KPMG resigned as the auditor of Tribal Councils Investment Group in 2007 after it was denied the chance to speak to the board of the First Nations-owned investment firm about issues regarding directors, officers and employee compensation.
That is one of the disclosures made in an affidavit filed recently by Sharon McKay, chief executive officer of Keewatin Tribal Council.
The northern Manitoba tribal council that represents 11 northern First Nations has filed a notice of application against TCIG claiming, among other things, that it acted "in a manner that is oppressive or unfairly prejudicial" to KTC.
West Region Investment Ltd. and Dakota Ojibway Investments Ltd. have filed similar actions.
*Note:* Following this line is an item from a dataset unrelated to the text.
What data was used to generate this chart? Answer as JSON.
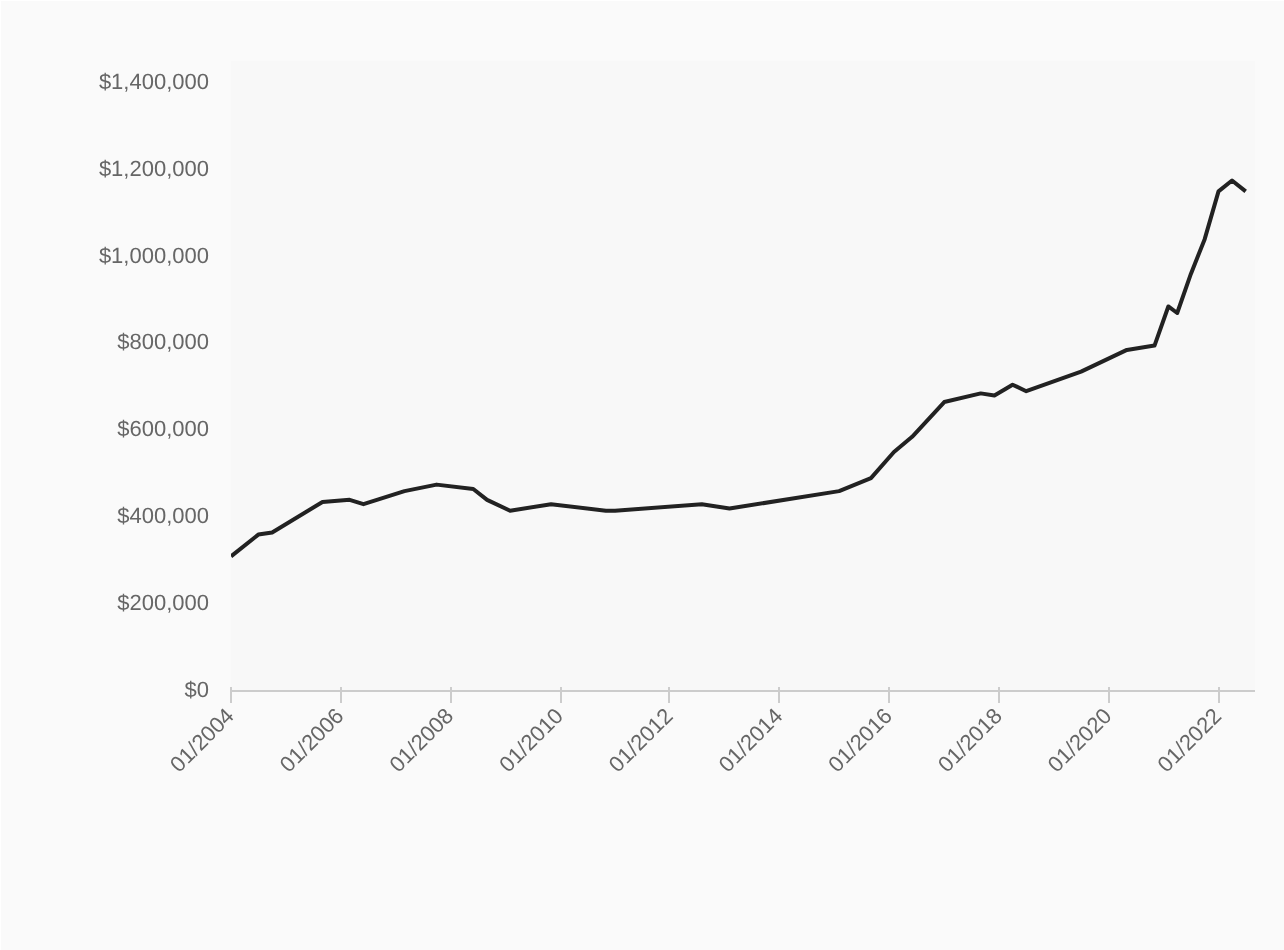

They represent three of the seven tribal council shareholders of TCIG.
According to McKay's affidavit, she received a registered letter from KPMG in September 2007, followed by a telephone call from TCIG's chief executive officer, Allan McLeod, asking her not to open the envelope and return it to TCIG unopened. She was a director of TCIG at the time.
McKay's affidavit said she was told all other TCIG directors returned the KPMG registered envelope.
But she did not return it and, according to the affidavit, only opened it in 2011.
The envelope contained two letters, whose contents are disclosed in the court filing. One said KPMG wanted to discuss with the board of TCIG payments to "directors, officers and employees of TCIG, aggregating $3,540,000 during the year ended December 31, 2006."
The other said since KPMG was not allowed to meet with the board "to discuss matters that arose from our audits that, in our judgment are important and relevant to the boards of the corporations" it had "lost confidence in management and hereby tender our (KPMG's) resignation as auditors of the corporation."
The three tribal councils are seeking assistance from the court to get TCIG to disclose corporate bylaws, shareholder agreements, financial statements and other internal documents.
All three legal actions have been filed separately but are to be heard jointly.
TCIG was formed in the early 1990s with investments from the seven Manitoba tribal councils, each of which elected a member to TCIG's board of directors.
The company achieved significant growth and success due to savvy acquisitions and investments and paid handsome dividends for many years.
But profits declined, the dividends got smaller and for the past several years, according to the court filings, TCIG management has received several entreaties from its shareholders for more transparent reporting.
The company says it has met all its disclosure obligations to its shareholders.